Xishuangbanna is the last place in China where Asian elephants still roam in the wild. Approximately 130 elephants call the Sanchahe Forest Park home, and the lattice of observation towers, tree house, and cableways ensure an up-close yet unobtrusive look at these majestic, endangered animals. Relaxing walk along plank bridge and take cable lift for view of jungle.
Meals included: breakfast and lunch
This morning, we will visit the Menghai local food market, where indigenous people from the nearby mountains and valleys converge to sell and barter their local specialties, which range from wasp larvae to local swamp eels (and some of the best Pu’er teas available). The market is a photographer’s paradise and an excellent place to witness the unpretentious hustle and bustle of local commerce.
Make your way to the industrious village of Manzhao, known throughout the region for its traditional papermaking techniques. In an age where most people are so far removed from the origins of even the most commonly-used objects we come across in our daily lives, it is fascinating to witness strips of mulberry bark boiled, pulverized, and dried into something as universally relatable as a simple sheet of paper.
Trek to a secluded Dai minority village and discover a local monastery hidden in the hills. Related to both the Lao and Thai ethnic groups, the Dai people are known for their vibrant culture, colorful clothing and varied fusion cuisine.

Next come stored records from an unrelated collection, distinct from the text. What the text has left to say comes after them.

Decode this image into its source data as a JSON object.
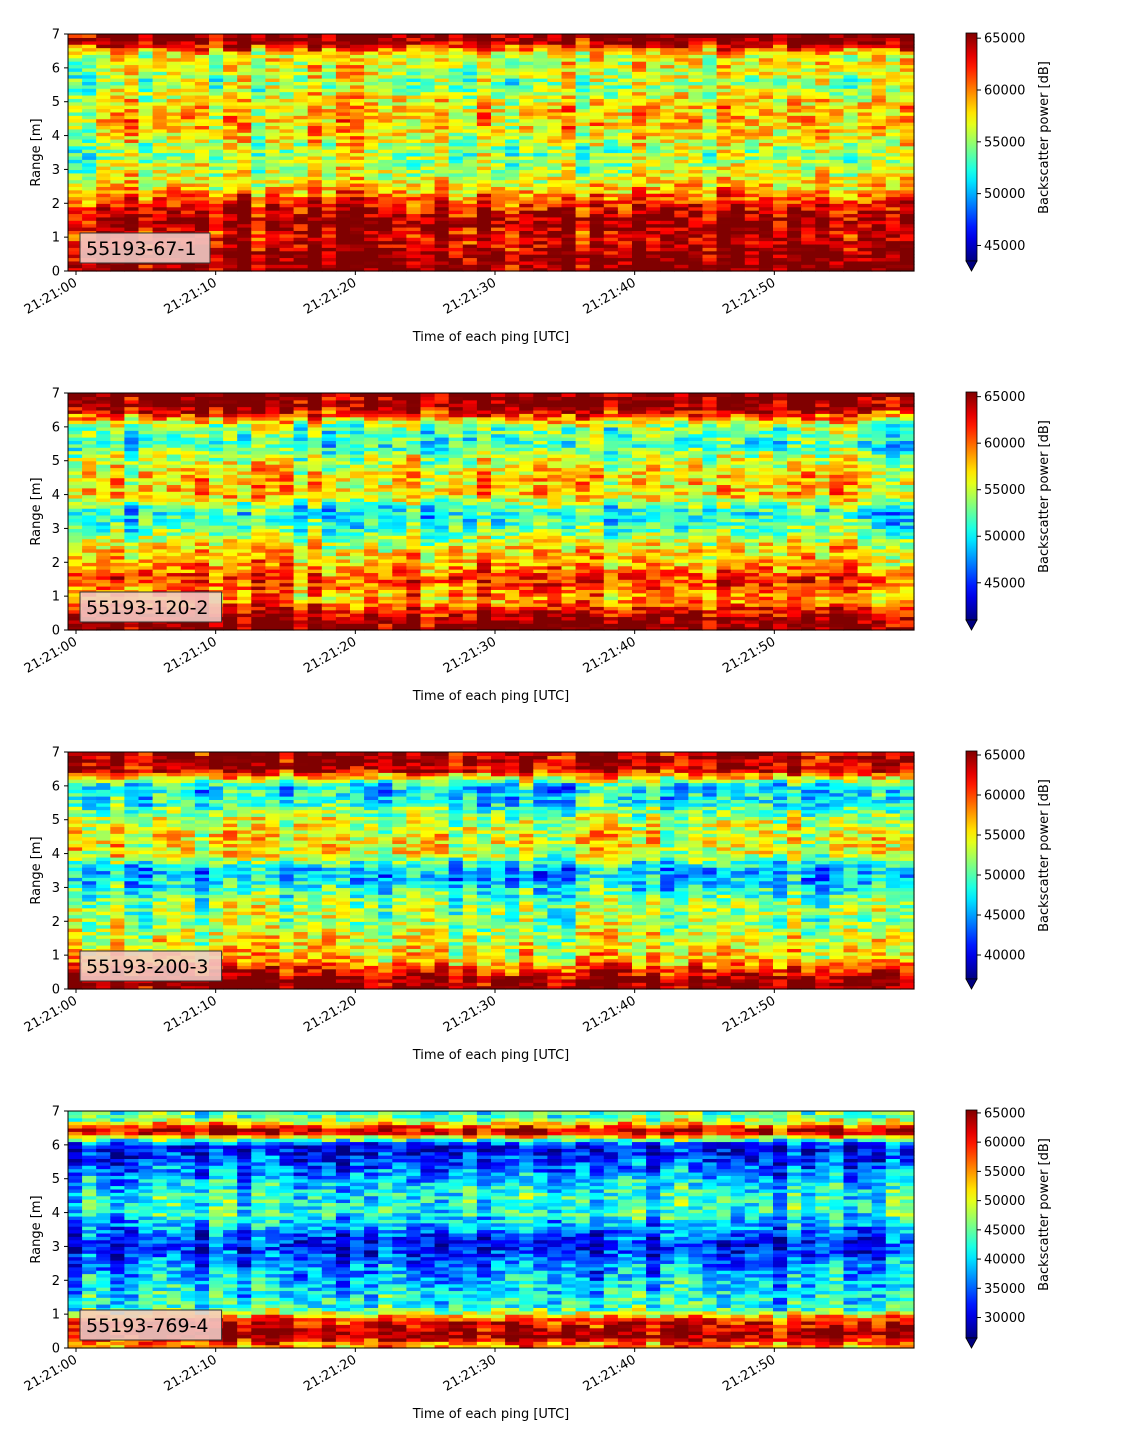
{
  "chart_data": [
    {
      "type": "heatmap",
      "label": "55193-67-1",
      "xlabel": "Time of each ping [UTC]",
      "ylabel": "Range [m]",
      "cbar_label": "Backscatter power [dB]",
      "x_range": [
        "21:21:00",
        "21:21:59"
      ],
      "x_ticks": [
        "21:21:00",
        "21:21:10",
        "21:21:20",
        "21:21:30",
        "21:21:40",
        "21:21:50"
      ],
      "ylim": [
        0,
        7
      ],
      "y_ticks": [
        0,
        1,
        2,
        3,
        4,
        5,
        6,
        7
      ],
      "clim": [
        43500,
        65500
      ],
      "cbar_ticks": [
        45000,
        50000,
        55000,
        60000,
        65000
      ],
      "colormap": "jet",
      "range_profile_m": [
        {
          "range": 0.1,
          "value": 65500
        },
        {
          "range": 0.5,
          "value": 65500
        },
        {
          "range": 1.0,
          "value": 63500
        },
        {
          "range": 1.5,
          "value": 65000
        },
        {
          "range": 2.0,
          "value": 62000
        },
        {
          "range": 2.5,
          "value": 58000
        },
        {
          "range": 3.0,
          "value": 56000
        },
        {
          "range": 3.5,
          "value": 55000
        },
        {
          "range": 4.0,
          "value": 57000
        },
        {
          "range": 4.5,
          "value": 58500
        },
        {
          "range": 5.0,
          "value": 57500
        },
        {
          "range": 5.5,
          "value": 55000
        },
        {
          "range": 6.0,
          "value": 56500
        },
        {
          "range": 6.4,
          "value": 57000
        },
        {
          "range": 6.8,
          "value": 65500
        }
      ]
    },
    {
      "type": "heatmap",
      "label": "55193-120-2",
      "xlabel": "Time of each ping [UTC]",
      "ylabel": "Range [m]",
      "cbar_label": "Backscatter power [dB]",
      "x_range": [
        "21:21:00",
        "21:21:59"
      ],
      "x_ticks": [
        "21:21:00",
        "21:21:10",
        "21:21:20",
        "21:21:30",
        "21:21:40",
        "21:21:50"
      ],
      "ylim": [
        0,
        7
      ],
      "y_ticks": [
        0,
        1,
        2,
        3,
        4,
        5,
        6,
        7
      ],
      "clim": [
        41000,
        65500
      ],
      "cbar_ticks": [
        45000,
        50000,
        55000,
        60000,
        65000
      ],
      "colormap": "jet",
      "range_profile_m": [
        {
          "range": 0.3,
          "value": 65500
        },
        {
          "range": 0.9,
          "value": 58000
        },
        {
          "range": 1.5,
          "value": 61000
        },
        {
          "range": 2.0,
          "value": 58000
        },
        {
          "range": 2.5,
          "value": 56000
        },
        {
          "range": 3.0,
          "value": 52000
        },
        {
          "range": 3.5,
          "value": 50000
        },
        {
          "range": 4.0,
          "value": 57000
        },
        {
          "range": 4.5,
          "value": 57000
        },
        {
          "range": 5.0,
          "value": 55000
        },
        {
          "range": 5.5,
          "value": 51000
        },
        {
          "range": 6.0,
          "value": 53000
        },
        {
          "range": 6.6,
          "value": 65500
        }
      ]
    },
    {
      "type": "heatmap",
      "label": "55193-200-3",
      "xlabel": "Time of each ping [UTC]",
      "ylabel": "Range [m]",
      "cbar_label": "Backscatter power [dB]",
      "x_range": [
        "21:21:00",
        "21:21:59"
      ],
      "x_ticks": [
        "21:21:00",
        "21:21:10",
        "21:21:20",
        "21:21:30",
        "21:21:40",
        "21:21:50"
      ],
      "ylim": [
        0,
        7
      ],
      "y_ticks": [
        0,
        1,
        2,
        3,
        4,
        5,
        6,
        7
      ],
      "clim": [
        37000,
        65500
      ],
      "cbar_ticks": [
        40000,
        45000,
        50000,
        55000,
        60000,
        65000
      ],
      "colormap": "jet",
      "range_profile_m": [
        {
          "range": 0.3,
          "value": 65500
        },
        {
          "range": 0.9,
          "value": 56000
        },
        {
          "range": 1.5,
          "value": 54000
        },
        {
          "range": 2.0,
          "value": 52000
        },
        {
          "range": 2.5,
          "value": 52000
        },
        {
          "range": 3.0,
          "value": 48000
        },
        {
          "range": 3.5,
          "value": 45000
        },
        {
          "range": 4.0,
          "value": 54000
        },
        {
          "range": 4.5,
          "value": 55000
        },
        {
          "range": 5.0,
          "value": 53000
        },
        {
          "range": 5.5,
          "value": 48000
        },
        {
          "range": 6.0,
          "value": 47000
        },
        {
          "range": 6.5,
          "value": 64000
        }
      ]
    },
    {
      "type": "heatmap",
      "label": "55193-769-4",
      "xlabel": "Time of each ping [UTC]",
      "ylabel": "Range [m]",
      "cbar_label": "Backscatter power [dB]",
      "x_range": [
        "21:21:00",
        "21:21:59"
      ],
      "x_ticks": [
        "21:21:00",
        "21:21:10",
        "21:21:20",
        "21:21:30",
        "21:21:40",
        "21:21:50"
      ],
      "ylim": [
        0,
        7
      ],
      "y_ticks": [
        0,
        1,
        2,
        3,
        4,
        5,
        6,
        7
      ],
      "clim": [
        26500,
        65500
      ],
      "cbar_ticks": [
        30000,
        35000,
        40000,
        45000,
        50000,
        55000,
        60000,
        65000
      ],
      "colormap": "jet",
      "range_profile_m": [
        {
          "range": 0.1,
          "value": 55000
        },
        {
          "range": 0.4,
          "value": 65500
        },
        {
          "range": 0.8,
          "value": 60000
        },
        {
          "range": 1.2,
          "value": 42000
        },
        {
          "range": 1.8,
          "value": 40000
        },
        {
          "range": 2.5,
          "value": 36000
        },
        {
          "range": 3.0,
          "value": 31000
        },
        {
          "range": 3.5,
          "value": 36000
        },
        {
          "range": 4.0,
          "value": 42000
        },
        {
          "range": 4.5,
          "value": 42000
        },
        {
          "range": 5.0,
          "value": 38000
        },
        {
          "range": 5.5,
          "value": 33000
        },
        {
          "range": 6.0,
          "value": 30000
        },
        {
          "range": 6.4,
          "value": 65000
        },
        {
          "range": 6.8,
          "value": 44000
        }
      ]
    }
  ]
}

Inside the village, small bamboo huts seem to blend in perfectly with Buddhist pagodas standing in the shade of mango and pineapple trees. Nestled in a lush tropical landscape, the village is the perfect rest stop for travelers on the Ancient Tea and Horse Caravan Road.

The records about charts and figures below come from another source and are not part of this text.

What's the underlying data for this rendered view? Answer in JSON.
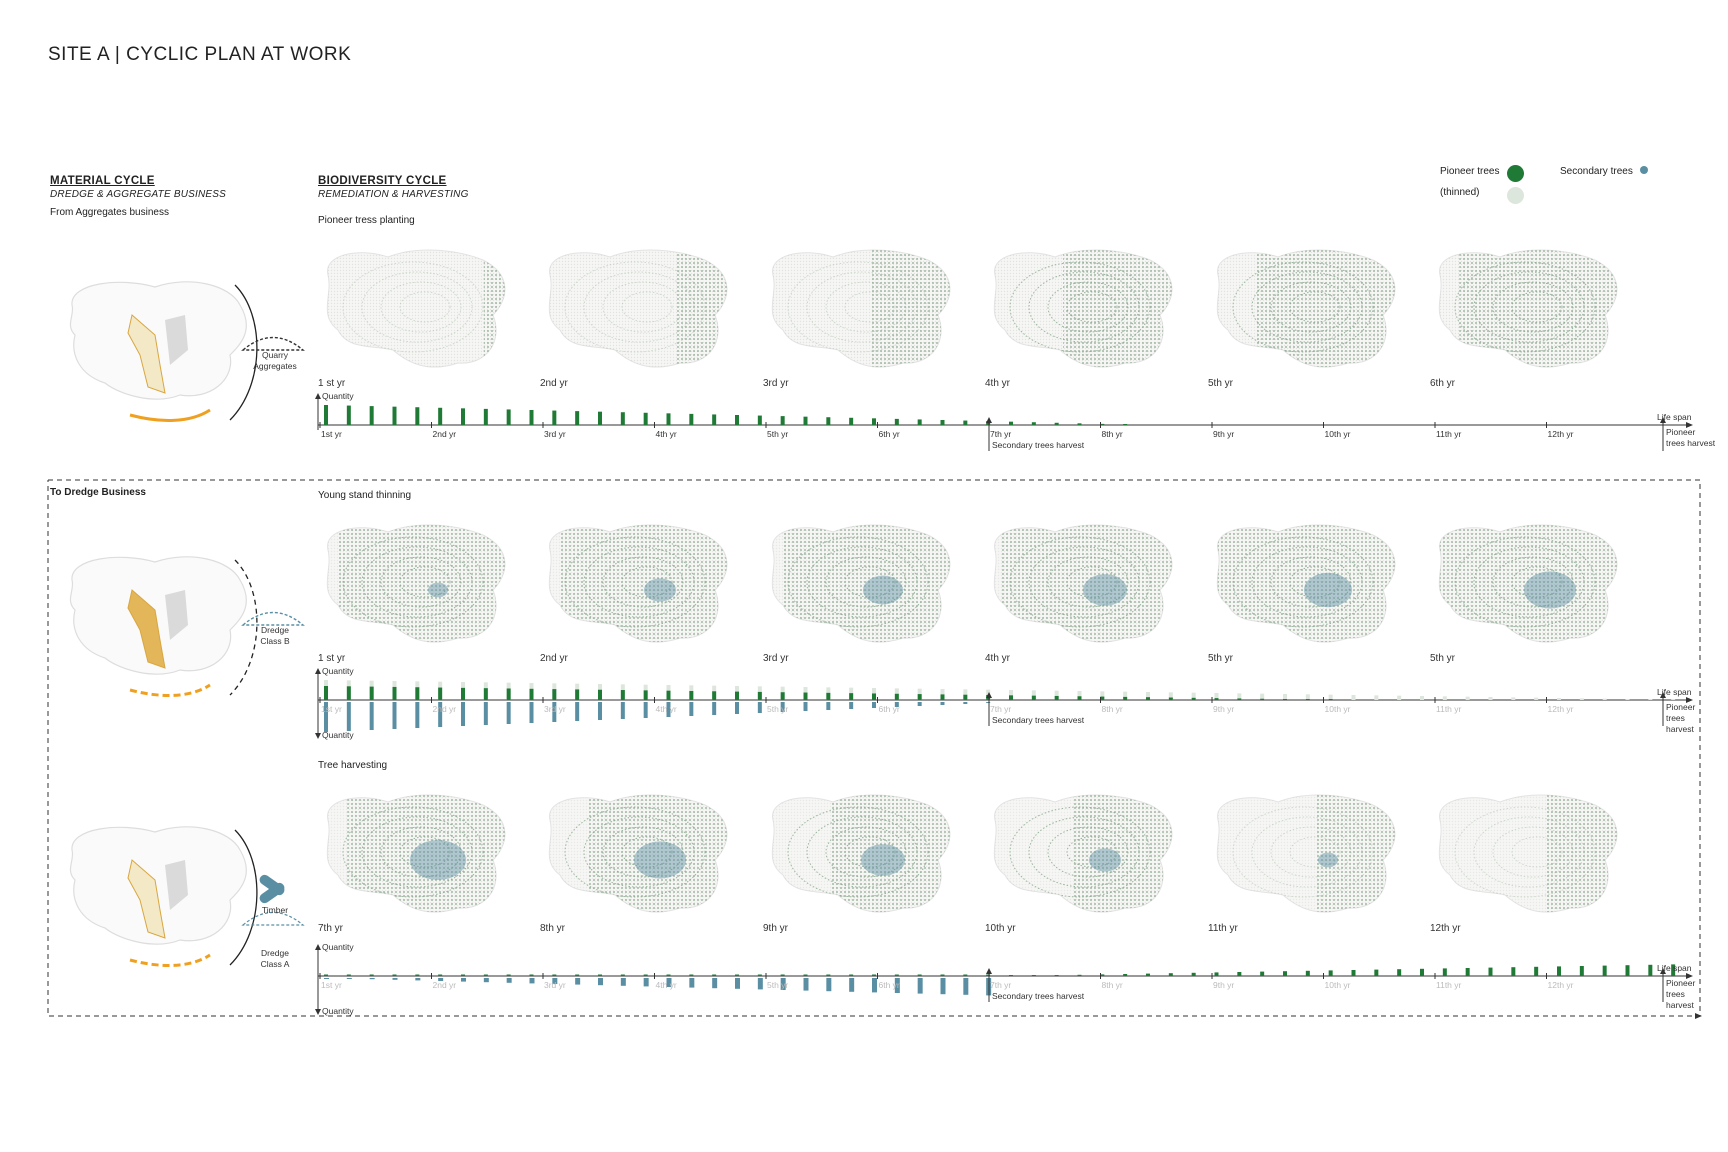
{
  "title": "SITE A | CYCLIC PLAN AT WORK",
  "colors": {
    "pioneer": "#1f7a35",
    "pioneer_thinned": "#dde6dc",
    "secondary": "#5a8fa3",
    "sand": "#f3e9c6",
    "orange": "#f0a020",
    "map_fill": "#b8ccb8"
  },
  "material_cycle": {
    "heading": "MATERIAL CYCLE",
    "subheading": "DREDGE & AGGREGATE BUSINESS",
    "from_label": "From Aggregates business",
    "to_label": "To Dredge Business",
    "items": [
      {
        "label1": "Quarry",
        "label2": "Aggregates",
        "icon": "gravel-pile-icon"
      },
      {
        "label1": "Dredge",
        "label2": "Class B",
        "icon": "dredge-pile-icon"
      },
      {
        "label1": "Timber",
        "label2": "",
        "icon": "timber-logs-icon",
        "extra1": "Dredge",
        "extra2": "Class A"
      }
    ]
  },
  "biodiversity_cycle": {
    "heading": "BIODIVERSITY CYCLE",
    "subheading": "REMEDIATION & HARVESTING"
  },
  "legend": {
    "pioneer_label": "Pioneer trees",
    "thinned_label": "(thinned)",
    "secondary_label": "Secondary trees"
  },
  "rows": [
    {
      "stage": "Pioneer tress planting",
      "map_labels": [
        "1 st yr",
        "2nd yr",
        "3rd yr",
        "4th yr",
        "5th yr",
        "6th yr"
      ],
      "coverage": [
        0.15,
        0.3,
        0.45,
        0.6,
        0.75,
        0.85
      ],
      "teal": [
        0,
        0,
        0,
        0,
        0,
        0
      ],
      "axis_top": "Quantity",
      "axis_bottom": "",
      "ticks": [
        "1st yr",
        "2nd yr",
        "3rd yr",
        "4th yr",
        "5th yr",
        "6th yr",
        "7th yr",
        "8th yr",
        "9th yr",
        "10th yr",
        "11th yr",
        "12th yr"
      ],
      "secondary_note": "Secondary trees harvest",
      "lifespan": "Life span",
      "end_note": [
        "Pioneer",
        "trees harvest"
      ]
    },
    {
      "stage": "Young stand thinning",
      "map_labels": [
        "1 st yr",
        "2nd yr",
        "3rd yr",
        "4th yr",
        "5th yr",
        "5th yr"
      ],
      "coverage": [
        0.9,
        0.9,
        0.9,
        0.92,
        0.95,
        0.95
      ],
      "teal": [
        0.05,
        0.2,
        0.3,
        0.35,
        0.4,
        0.45
      ],
      "axis_top": "Quantity",
      "axis_bottom": "Quantity",
      "ticks": [
        "1st yr",
        "2nd yr",
        "3rd yr",
        "4th yr",
        "5th yr",
        "6th yr",
        "7th yr",
        "8th yr",
        "9th yr",
        "10th yr",
        "11th yr",
        "12th yr"
      ],
      "secondary_note": "Secondary trees harvest",
      "lifespan": "Life span",
      "end_note": [
        "Pioneer",
        "trees",
        "harvest"
      ]
    },
    {
      "stage": "Tree harvesting",
      "map_labels": [
        "7th yr",
        "8th yr",
        "9th yr",
        "10th yr",
        "11th yr",
        "12th yr"
      ],
      "coverage": [
        0.85,
        0.75,
        0.65,
        0.55,
        0.45,
        0.4
      ],
      "teal": [
        0.5,
        0.45,
        0.35,
        0.2,
        0.05,
        0
      ],
      "axis_top": "Quantity",
      "axis_bottom": "Quantity",
      "ticks": [
        "1st yr",
        "2nd yr",
        "3rd yr",
        "4th yr",
        "5th yr",
        "6th yr",
        "7th yr",
        "8th yr",
        "9th yr",
        "10th yr",
        "11th yr",
        "12th yr"
      ],
      "secondary_note": "Secondary trees harvest",
      "lifespan": "Life span",
      "end_note": [
        "Pioneer",
        "trees",
        "harvest"
      ]
    }
  ]
}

Nannuo Mountain is the home of the Hani ethnic group, who are famous in Xishuangbanna for their harvesting and tea production. Accompanied by your WildChina guide, you will take a leisurely 2-hour hike over flat trail-like terrain. During the hike, you’ll stop by a local family home and learn more about local culture. You’ll also stumble across some of the oldest and largest tea trees in China. The oldest of these being the 800-year-old “King Tea Trees.”
Meals included: breakfast, lunch, and dinner
Your WildChina guide will escort you to the airport and help you check in for your flight home.
Meals included: breakfast
Anantara Xishuangbanna Resort has 103 spacious and well-equipped rooms and pool villas overlooking the Xishuangbanna Tropical Botanical Garden. The 5* service offered by Anantara and an unrivaled setting on the banks of the Luosuo River makes this hotel our favorite in Mengla County. The resort features a number of restaurants that serve international, Dai, and Thai cuisines, and the infinity pool overlooking the botanical gardens is a must-experience.